Old news: Omega-3 fatty acids improve brain function and eyesight; they also reduce heart disease, digestive issues, depression, osteoporosis, diabetes, high cholesterol, high blood pressure, arthritis, ADHD, cancer, and more. These are essential fatty acids, meaning that they are necessary for human health, but your body can’t make them (you have to get them from food).
New news: Not all omega-3s are created equal. At least not when it comes to cancer prevention, says a new study published in the Journal of Nutritional Biochemistry. The Canadian researchers found that omega-3 fatty acids that were marine-based—coming from fish, algae, or phytoplankton—offered eight times the protection at inhibiting tumor development and growth compared to plant-based omega-3s. Mice that had a highly aggressive form of breast cancer that affects 25% of women were given either plant-based or marine-based omega-3s. Compared to the plant-sourced omega-3s, the mice exposed to marine omega-3s had tumors that shrunk 60 to 70%, and they reduced the number of overall tumors by 30%.

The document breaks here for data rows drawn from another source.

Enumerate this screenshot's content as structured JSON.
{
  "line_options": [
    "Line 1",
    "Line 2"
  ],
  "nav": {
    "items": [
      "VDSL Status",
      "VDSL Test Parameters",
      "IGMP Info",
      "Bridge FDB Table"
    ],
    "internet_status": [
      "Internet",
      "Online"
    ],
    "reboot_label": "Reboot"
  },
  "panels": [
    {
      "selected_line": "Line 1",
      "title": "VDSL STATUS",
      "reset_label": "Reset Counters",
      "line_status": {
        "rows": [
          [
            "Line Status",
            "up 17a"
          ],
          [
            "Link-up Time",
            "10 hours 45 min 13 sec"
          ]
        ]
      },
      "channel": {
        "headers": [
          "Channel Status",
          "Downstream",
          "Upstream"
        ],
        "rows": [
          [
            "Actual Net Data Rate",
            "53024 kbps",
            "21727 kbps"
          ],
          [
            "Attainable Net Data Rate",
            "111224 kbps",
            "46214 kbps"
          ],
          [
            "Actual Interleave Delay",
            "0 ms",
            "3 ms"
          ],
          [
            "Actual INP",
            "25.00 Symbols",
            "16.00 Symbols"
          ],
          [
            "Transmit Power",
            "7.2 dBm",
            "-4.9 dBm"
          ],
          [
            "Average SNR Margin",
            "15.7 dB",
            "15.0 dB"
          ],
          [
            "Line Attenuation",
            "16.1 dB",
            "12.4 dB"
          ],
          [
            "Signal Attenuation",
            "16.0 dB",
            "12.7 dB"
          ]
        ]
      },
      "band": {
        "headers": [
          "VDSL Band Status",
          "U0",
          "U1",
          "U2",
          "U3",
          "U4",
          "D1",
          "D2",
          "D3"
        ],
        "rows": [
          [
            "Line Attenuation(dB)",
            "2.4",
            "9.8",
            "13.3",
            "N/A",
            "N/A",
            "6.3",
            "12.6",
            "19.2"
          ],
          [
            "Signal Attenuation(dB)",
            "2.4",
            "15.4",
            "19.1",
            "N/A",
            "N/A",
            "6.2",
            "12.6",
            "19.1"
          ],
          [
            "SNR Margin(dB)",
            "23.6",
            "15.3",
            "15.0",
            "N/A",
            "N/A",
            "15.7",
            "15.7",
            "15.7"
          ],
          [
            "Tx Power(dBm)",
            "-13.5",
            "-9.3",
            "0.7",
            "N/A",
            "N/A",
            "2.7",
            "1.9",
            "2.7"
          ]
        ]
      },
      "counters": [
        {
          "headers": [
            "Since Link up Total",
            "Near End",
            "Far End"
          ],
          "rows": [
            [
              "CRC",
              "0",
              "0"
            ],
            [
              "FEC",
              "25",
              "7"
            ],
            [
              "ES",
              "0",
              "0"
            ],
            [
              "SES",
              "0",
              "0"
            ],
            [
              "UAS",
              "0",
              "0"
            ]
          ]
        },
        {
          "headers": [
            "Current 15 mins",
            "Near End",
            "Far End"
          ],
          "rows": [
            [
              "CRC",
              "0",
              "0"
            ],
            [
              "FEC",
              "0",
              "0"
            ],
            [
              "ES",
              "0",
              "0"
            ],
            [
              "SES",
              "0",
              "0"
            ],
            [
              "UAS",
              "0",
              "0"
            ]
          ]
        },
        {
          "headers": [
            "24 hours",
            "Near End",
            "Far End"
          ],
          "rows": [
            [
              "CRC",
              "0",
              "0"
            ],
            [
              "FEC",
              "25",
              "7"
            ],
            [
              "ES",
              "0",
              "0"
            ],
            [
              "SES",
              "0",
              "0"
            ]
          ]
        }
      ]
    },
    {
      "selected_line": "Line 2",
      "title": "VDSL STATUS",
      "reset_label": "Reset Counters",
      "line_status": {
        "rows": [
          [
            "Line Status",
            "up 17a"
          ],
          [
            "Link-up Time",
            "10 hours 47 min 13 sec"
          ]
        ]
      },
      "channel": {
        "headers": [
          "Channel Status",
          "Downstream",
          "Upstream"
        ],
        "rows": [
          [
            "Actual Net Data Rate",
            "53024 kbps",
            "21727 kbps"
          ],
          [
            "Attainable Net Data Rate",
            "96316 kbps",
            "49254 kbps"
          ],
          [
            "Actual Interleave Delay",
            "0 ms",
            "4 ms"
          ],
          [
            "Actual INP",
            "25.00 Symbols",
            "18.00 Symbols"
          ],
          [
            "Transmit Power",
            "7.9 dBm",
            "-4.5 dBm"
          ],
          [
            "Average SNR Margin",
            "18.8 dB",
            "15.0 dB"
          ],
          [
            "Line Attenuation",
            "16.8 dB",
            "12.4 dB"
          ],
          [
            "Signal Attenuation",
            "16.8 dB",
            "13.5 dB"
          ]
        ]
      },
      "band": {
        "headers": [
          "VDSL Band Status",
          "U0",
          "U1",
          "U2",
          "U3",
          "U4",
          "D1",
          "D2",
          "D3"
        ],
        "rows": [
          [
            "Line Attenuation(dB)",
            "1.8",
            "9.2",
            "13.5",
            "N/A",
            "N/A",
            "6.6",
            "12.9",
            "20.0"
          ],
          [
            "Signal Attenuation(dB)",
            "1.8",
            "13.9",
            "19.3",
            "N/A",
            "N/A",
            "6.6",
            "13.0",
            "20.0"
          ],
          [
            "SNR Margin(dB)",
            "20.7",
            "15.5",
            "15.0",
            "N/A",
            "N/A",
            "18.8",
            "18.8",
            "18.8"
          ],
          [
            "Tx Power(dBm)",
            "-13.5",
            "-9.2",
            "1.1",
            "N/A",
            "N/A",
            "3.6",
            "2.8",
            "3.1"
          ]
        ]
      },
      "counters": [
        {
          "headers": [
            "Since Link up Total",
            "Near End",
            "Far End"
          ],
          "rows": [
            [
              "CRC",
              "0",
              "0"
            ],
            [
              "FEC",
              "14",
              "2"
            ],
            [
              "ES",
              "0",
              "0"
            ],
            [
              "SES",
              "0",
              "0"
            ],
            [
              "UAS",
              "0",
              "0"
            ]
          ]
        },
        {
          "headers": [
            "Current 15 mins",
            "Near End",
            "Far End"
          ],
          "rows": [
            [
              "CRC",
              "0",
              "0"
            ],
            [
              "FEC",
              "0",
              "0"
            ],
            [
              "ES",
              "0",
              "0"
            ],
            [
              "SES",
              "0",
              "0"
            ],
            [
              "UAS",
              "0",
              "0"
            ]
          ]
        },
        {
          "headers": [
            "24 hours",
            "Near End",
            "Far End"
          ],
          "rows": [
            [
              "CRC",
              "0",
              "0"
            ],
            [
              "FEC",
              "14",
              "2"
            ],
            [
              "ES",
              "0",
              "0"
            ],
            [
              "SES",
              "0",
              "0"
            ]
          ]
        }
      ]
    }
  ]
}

While it’s always ideal to have human studies, this research is promising and points us to the types of omega-3s that have the most potent benefits for aggressive breast cancer.
ALA, EPA, and DHA Omega-3s: What’s the difference?
This difference boils down to a lot of chemistry that has to do with the number of carbons and double bonds that make up the chains for omega-3 fatty acids. What’s important to know is that alpha-linolenic acid (ALA) comes from plant sources such as flaxseed, soybean, walnuts, chia seeds, avocado, and so on. While your body can convert ALA into eicosapentaenoic acid (EPA) and docosahexaenoic acid (DHA), you lose a lot in the process. This conversion mostly happens in your liver and what you end up with is estimated to be less than 15%. However, when you take EPA and DHA directly you absorb 95%—that’s a big difference.
How to make sure you get enough cancer protecting omega-3s.
I recommend that you eat fish two to three times per week and that you take 2 to 3 grams of a marine-based omega-3 supplement each day. You can also get EPA and DHA from omega-3 enriched eggs and milk.
Are there vegan and vegetarian options for marine-based omega-3s?
The best way to get DHA and EPA omega-3s is by eating fish and/or taking a fish-derived omega-3 supplement. This is a tricky one for vegans and vegetarians and a personal decision, but here are the facts: You can get DHA and EPA from algae and phytoplankton omega-3 supplements. But are algae and plankton vegan and/or vegetarian? The answer is yes—and no. Some species of algae can be both plant and animal. These algae can produce their own food by photosynthesis (like plants), but they can also eat other plants (like an animal). Phytoplankton is microscopic marine algae and can fall under the same ambiguous classification as algae.
Bottom line: More research is needed to find out if other health benefits are enhanced by different types of omega-3s, but for now it seems that marine-derived omega-3s are the best bet for breast cancer prevention.